Python Json.dump 失败，“必须是 unicode，而不是 str”类型错误

Question

提问by IronWaffleMan

I have a json file which happens to have a multitude of Chinese and Japanese (and other language) characters. I'm loading it into my python 2.7 script using io.openas follows:

我有一个 json 文件，它恰好有大量的中文和日文（和其他语言）字符。我正在使用io.open如下方法将它加载到我的 python 2.7 脚本中：

with io.open('multiIdName.json', encoding="utf-8") as json_data:
    cards = json.load(json_data)

I add a new property to the json, all good. Then I attempt to write it back out to another file:

我向 json 添加了一个新属性，一切都很好。然后我尝试将它写回另一个文件：

with io.open("testJson.json",'w',encoding="utf-8") as outfile:
        json.dump(cards, outfile, ensure_ascii=False)
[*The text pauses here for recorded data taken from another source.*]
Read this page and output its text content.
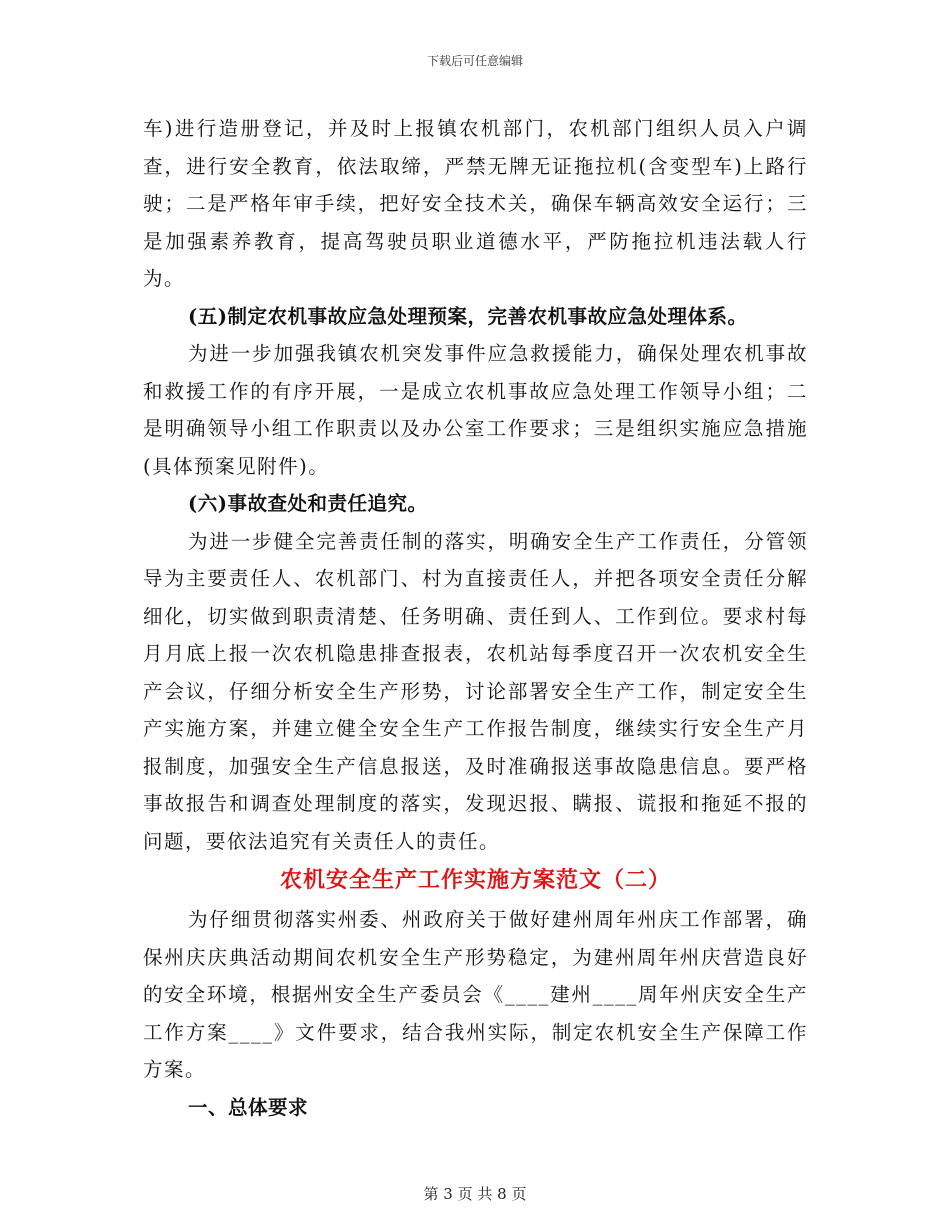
下载后可任意编辑

车)进行造册登记，并及时上报镇农机部门，农机部门组织人员入户调查，进行安全教育，依法取缔，严禁无牌无证拖拉机(含变型车)上路行驶；二是严格年审手续，把好安全技术关，确保车辆高效安全运行；三是加强素养教育，提高驾驶员职业道德水平，严防拖拉机违法载人行为。

(五)制定农机事故应急处理预案，完善农机事故应急处理体系。

为进一步加强我镇农机突发事件应急救援能力，确保处理农机事故和救援工作的有序开展，一是成立农机事故应急处理工作领导小组；二是明确领导小组工作职责以及办公室工作要求；三是组织实施应急措施(具体预案见附件)。

(六)事故查处和责任追究。

为进一步健全完善责任制的落实，明确安全生产工作责任，分管领导为主要责任人、农机部门、村为直接责任人，并把各项安全责任分解细化，切实做到职责清楚、任务明确、责任到人、工作到位。要求村每月月底上报一次农机隐患排查报表，农机站每季度召开一次农机安全生产会议，仔细分析安全生产形势，讨论部署安全生产工作，制定安全生产实施方案，并建立健全安全生产工作报告制度，继续实行安全生产月报制度，加强安全生产信息报送，及时准确报送事故隐患信息。要严格事故报告和调查处理制度的落实，发现迟报、瞒报、谎报和拖延不报的问题，要依法追究有关责任人的责任。

农机安全生产工作实施方案范文（二）

为仔细贯彻落实州委、州政府关于做好建州周年州庆工作部署，确保州庆庆典活动期间农机安全生产形势稳定，为建州周年州庆营造良好的安全环境，根据州安全生产委员会《____建州____周年州庆安全生产工作方案____》文件要求，结合我州实际，制定农机安全生产保障工作方案。

一、总体要求

第 3 页 共 8 页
That's when I get the error TypeError: must be unicode, not str

那是我收到错误的时候 TypeError: must be unicode, not str

I tried writing the outfile as a binary (with io.open("testJson.json",'wb') as outfile:), but I end up with stuff this:

我尝试将输出文件编写为二进制 ( with io.open("testJson.json",'wb') as outfile:)，但最终得到了以下内容：

{"multiverseid": 262906, "name": "\u00e6\u00b8\u00b8\u00e9\u009a\u00bc\u00e7\u008b\u00ae\u00e9\u00b9\u00ab", "language": "Chinese Simplified"}

I thought opening and writing it in the same encoding would be enough, as well as the ensure_ascii flag, but clearly not. I just want to preserve the characters that existed in the file before I run my script, without them turning into \u's.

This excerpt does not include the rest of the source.